Joseph Mikhael, MD: I would agree with that, Tom. The only thing I would potentially add is that now that the REMS programs are expanding in a different capacity, so we have a drug now with belantamab mafodotin [Blenrep] and that it’s more than the traditional REMS program. This is not your daddy’s REMS program. Where now in addition they have to see an eye specialist prior to each single visit. I think in some cases that has actually influenced their regimen.

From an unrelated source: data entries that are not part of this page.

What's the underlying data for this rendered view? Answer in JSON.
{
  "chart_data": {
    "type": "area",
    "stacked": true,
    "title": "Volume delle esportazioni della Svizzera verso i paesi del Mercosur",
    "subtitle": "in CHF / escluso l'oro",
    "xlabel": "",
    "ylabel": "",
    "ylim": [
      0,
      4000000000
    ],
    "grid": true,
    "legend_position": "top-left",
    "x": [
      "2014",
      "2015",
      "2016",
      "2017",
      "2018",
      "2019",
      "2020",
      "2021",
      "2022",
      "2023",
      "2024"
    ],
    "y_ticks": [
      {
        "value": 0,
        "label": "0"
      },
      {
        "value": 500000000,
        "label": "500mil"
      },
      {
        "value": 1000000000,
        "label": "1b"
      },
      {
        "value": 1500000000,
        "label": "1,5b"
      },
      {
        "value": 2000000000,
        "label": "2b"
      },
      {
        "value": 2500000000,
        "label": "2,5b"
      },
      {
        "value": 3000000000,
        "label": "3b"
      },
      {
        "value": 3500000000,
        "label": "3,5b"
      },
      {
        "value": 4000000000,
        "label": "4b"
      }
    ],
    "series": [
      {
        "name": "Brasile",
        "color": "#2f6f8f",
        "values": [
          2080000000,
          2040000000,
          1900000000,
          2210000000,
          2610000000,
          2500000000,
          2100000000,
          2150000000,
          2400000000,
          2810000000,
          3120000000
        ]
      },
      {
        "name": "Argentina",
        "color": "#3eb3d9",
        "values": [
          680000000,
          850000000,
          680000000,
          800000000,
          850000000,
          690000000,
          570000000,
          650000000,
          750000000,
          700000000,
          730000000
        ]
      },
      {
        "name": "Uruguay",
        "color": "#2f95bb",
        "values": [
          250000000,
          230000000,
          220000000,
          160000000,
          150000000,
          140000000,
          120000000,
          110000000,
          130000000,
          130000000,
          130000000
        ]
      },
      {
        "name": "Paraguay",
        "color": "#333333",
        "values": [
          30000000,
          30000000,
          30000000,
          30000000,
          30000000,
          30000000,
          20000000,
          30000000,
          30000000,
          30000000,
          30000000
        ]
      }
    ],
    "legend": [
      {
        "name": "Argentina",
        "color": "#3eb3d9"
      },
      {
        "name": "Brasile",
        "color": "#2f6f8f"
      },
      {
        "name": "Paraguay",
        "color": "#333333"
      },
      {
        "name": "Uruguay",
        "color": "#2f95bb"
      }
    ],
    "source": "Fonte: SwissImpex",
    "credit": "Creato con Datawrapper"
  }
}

I think it has actually been more of the potential toxicity than the actual visit that may prevent someone from going on to the drug or for clinician to select that drug. I want to be careful that I don’t put the blame on the REMS when the blame is on the potential toxicity from the drug, but it does make it more tricky, but I agree with Tom, this is just an unnecessary challenge that we have to go through because safety is paramount. I mean at the end of the day we want to do what’s right but we need to do what is safe for the patient.

Bruce A. Feinberg, DO: Ryan, you are so patient, you get the last word.

Ryan Haumschild, PharmD, MS, MBA: I think the last thing is REMS is changing. We were so used to IMiDs just being managed by the clinic but now as you see more REMS becoming available it has to be done on both the health care facility side as well as the clinic. You’re not just going to be successful in one or the other. The way we describe it to patients is, there is REMS there and Joe mentioned for keratopathy, the REMS ensures we are doing the right quality checks with those eye care professionals. As much as it’s an inconvenience, it’s really a safety check for the patient to let them know for some of these rare occurrences, we are going to make sure we have a hard stop and do that check. We are going to do the hard stop with the IMiDs. I don’t see REMS going away. I see us getting better and better at being able to work within that context to make sure we are delivering safe care.